2012 civarında Marvel’ın The Avengers filmi gişeyi ortadan ikiye yarınca bir anda Hollywood’da yüksek seviye yöneticilik yapan ve ekmeğe sürecek kadar aklı bulunan herkes elde avuçta ne fikri mülk varsa paylaşılmış evrenini yapmaya başlamak üzere düğmeye basmıştı. Bu düğme basımının nihayetinde yazar odaları toplandı, projeler bölündü, evrenler çıkartıldı; Man of Steel 2 olan filmlere Batman ve Wonder Woman sıkıştırıldı… Çoğu tutmadı. Bir kısmı başlamadan bitti. Bazıları ise partiye çok geç kaldılar.
Bu, partiye çok geç kalan bir filmin fragmanı. Transformers: Bumblebee. Adı bu değil, ancak bu filme tek başına “Bumblebee” demek bana komik geliyor; o yüzden buyurunuz: Transformers: Bumblebee‘nin fragmanı.

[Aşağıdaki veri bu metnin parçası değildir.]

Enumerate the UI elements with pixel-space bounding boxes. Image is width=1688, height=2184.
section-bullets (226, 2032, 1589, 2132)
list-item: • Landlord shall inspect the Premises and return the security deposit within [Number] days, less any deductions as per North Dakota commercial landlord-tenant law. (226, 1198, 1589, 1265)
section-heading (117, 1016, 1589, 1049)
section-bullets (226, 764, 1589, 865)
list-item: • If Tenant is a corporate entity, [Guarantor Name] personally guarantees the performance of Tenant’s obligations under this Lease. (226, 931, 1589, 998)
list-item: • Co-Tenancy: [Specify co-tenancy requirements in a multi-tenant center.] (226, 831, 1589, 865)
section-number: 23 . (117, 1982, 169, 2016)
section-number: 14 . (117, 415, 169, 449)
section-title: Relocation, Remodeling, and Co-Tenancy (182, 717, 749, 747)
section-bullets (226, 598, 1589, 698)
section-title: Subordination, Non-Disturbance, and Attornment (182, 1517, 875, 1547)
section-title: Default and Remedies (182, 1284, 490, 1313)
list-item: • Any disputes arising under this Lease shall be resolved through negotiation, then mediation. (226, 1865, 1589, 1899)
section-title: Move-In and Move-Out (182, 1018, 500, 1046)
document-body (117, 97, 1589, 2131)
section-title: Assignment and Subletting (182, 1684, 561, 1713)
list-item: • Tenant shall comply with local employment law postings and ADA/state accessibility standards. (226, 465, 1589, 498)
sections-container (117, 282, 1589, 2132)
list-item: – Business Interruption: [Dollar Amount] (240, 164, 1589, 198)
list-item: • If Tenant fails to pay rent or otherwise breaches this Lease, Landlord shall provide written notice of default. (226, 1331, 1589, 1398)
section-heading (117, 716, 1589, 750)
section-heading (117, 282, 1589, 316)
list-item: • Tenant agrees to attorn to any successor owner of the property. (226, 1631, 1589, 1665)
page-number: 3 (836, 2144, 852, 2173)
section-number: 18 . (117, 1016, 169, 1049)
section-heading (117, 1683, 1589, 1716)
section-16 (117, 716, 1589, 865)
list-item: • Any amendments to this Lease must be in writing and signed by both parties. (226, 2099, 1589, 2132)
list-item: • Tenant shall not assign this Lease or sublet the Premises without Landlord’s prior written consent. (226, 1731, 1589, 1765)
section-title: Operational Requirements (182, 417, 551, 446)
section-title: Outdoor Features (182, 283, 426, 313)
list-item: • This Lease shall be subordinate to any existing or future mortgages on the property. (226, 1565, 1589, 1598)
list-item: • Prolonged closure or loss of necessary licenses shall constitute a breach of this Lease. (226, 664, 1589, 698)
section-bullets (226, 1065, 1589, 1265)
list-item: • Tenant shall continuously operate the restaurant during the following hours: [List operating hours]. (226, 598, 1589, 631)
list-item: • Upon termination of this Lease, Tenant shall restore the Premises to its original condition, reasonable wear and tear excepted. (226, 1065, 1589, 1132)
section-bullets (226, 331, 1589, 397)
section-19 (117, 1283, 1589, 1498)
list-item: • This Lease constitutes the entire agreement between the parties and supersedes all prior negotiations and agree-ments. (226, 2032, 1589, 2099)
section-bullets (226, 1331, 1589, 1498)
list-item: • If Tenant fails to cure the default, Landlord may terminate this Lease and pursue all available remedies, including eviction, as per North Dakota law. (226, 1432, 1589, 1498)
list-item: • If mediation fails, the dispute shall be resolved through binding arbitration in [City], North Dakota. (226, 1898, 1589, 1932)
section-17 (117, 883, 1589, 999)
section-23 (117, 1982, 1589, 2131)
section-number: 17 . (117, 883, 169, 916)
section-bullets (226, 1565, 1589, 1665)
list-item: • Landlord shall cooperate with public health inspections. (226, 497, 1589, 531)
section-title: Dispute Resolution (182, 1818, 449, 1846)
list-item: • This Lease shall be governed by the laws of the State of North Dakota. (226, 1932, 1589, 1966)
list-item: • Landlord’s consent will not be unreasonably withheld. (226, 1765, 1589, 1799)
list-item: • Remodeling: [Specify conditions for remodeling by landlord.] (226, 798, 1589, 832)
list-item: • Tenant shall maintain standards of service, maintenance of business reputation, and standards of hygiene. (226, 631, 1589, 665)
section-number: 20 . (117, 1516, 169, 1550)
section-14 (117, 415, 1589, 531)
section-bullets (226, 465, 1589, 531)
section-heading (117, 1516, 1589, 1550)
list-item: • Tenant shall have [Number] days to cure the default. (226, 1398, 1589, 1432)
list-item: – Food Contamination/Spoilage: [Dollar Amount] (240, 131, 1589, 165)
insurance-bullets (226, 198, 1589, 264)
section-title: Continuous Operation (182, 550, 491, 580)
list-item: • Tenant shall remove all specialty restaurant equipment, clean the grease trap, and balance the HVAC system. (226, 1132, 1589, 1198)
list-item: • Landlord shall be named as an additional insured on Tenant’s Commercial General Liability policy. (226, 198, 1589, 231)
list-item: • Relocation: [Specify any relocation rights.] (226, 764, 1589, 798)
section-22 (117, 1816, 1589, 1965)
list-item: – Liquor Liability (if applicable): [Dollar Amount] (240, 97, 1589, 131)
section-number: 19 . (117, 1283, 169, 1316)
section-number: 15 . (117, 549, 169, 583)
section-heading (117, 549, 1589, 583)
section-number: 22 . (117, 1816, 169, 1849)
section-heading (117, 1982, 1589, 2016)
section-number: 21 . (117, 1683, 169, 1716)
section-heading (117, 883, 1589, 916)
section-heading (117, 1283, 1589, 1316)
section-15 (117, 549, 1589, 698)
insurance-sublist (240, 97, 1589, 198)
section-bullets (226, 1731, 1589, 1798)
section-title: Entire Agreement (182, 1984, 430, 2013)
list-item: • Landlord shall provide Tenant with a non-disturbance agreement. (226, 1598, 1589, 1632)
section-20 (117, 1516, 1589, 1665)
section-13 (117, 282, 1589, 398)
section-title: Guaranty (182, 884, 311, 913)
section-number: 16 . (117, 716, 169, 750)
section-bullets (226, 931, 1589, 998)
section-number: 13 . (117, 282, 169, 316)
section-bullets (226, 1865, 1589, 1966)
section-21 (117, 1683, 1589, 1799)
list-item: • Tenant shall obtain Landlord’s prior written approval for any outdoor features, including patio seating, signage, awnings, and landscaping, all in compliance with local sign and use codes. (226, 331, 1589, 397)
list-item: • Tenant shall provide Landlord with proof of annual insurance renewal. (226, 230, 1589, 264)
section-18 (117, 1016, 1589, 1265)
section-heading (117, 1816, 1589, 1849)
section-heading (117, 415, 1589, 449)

Nasıl, baya baya robotlu E.T. yapmışlar gibi duruyor değil mi? Niyet öyle gözüküyor. Hikaye neredeyse acı verici derecede tanıdık; kimse oturup “taze, orijinal, yeni bir fikir bulalım” dememiş. Ancak zaten ana serisi akıllı hikayelerle arasına ısrarlı bir uçurum koymuş bir yan filmden de kimse çığır açmasını beklemiyordu elbette. Genç kız robot bulur. Dünya robottan korkar. Genç kız ve robot kaçarlar. Kaçarken arkadaşlıklar pekişir.
İşte fakat Bumblebee filmi bu, zaten çapı ve çeperi konusunda isminden bir samimiyet akıyor. Aynı diğer Transformers filmleri gibi, bu da ekranda şekil şekil dönüşen robotlarla görsel bir şeyler anlatacak. Yine aynı diğer Transformers filmleri gibi, Bumblebee de kaliteli oyuncularla dolu bir kadro kurmuş kendisine. Başrollerde Hailee Steinfeld, John Cena ve Martin Short var. Yan kadroya baktığımızda da Pamela Adlon, Kenneth Choi, Megyn Price gibi isimleri görüyoruz. Kadroda Peter Cullen da var. Yani Optimus abimizi de bekleyin.
Öte yandan filmin yönetmeni Michael Bay değil. 2016’nın Oscar adaylı animasyon filmi Kubo and the Two Strings’i yöneten Travis Knight dümeni devralmış. Senaryoyu ise yıldızı yükselişte bir yazar olan Christina Hodson kaleme alıyor, kendisinin mazisinde Shut In ve Unforgettable gibi filmler var; ileride de Batgirl ve Birds of Prey projeleriyle adı geçiyor. Velhasıl basbariz, dümdüz bir film geliyor gibi gözüküyor her şey. Film 21 Aralık’ta vizyona girdiğinde yanılıyor muyuz göreceğiz. Siz ne diyorsunuz?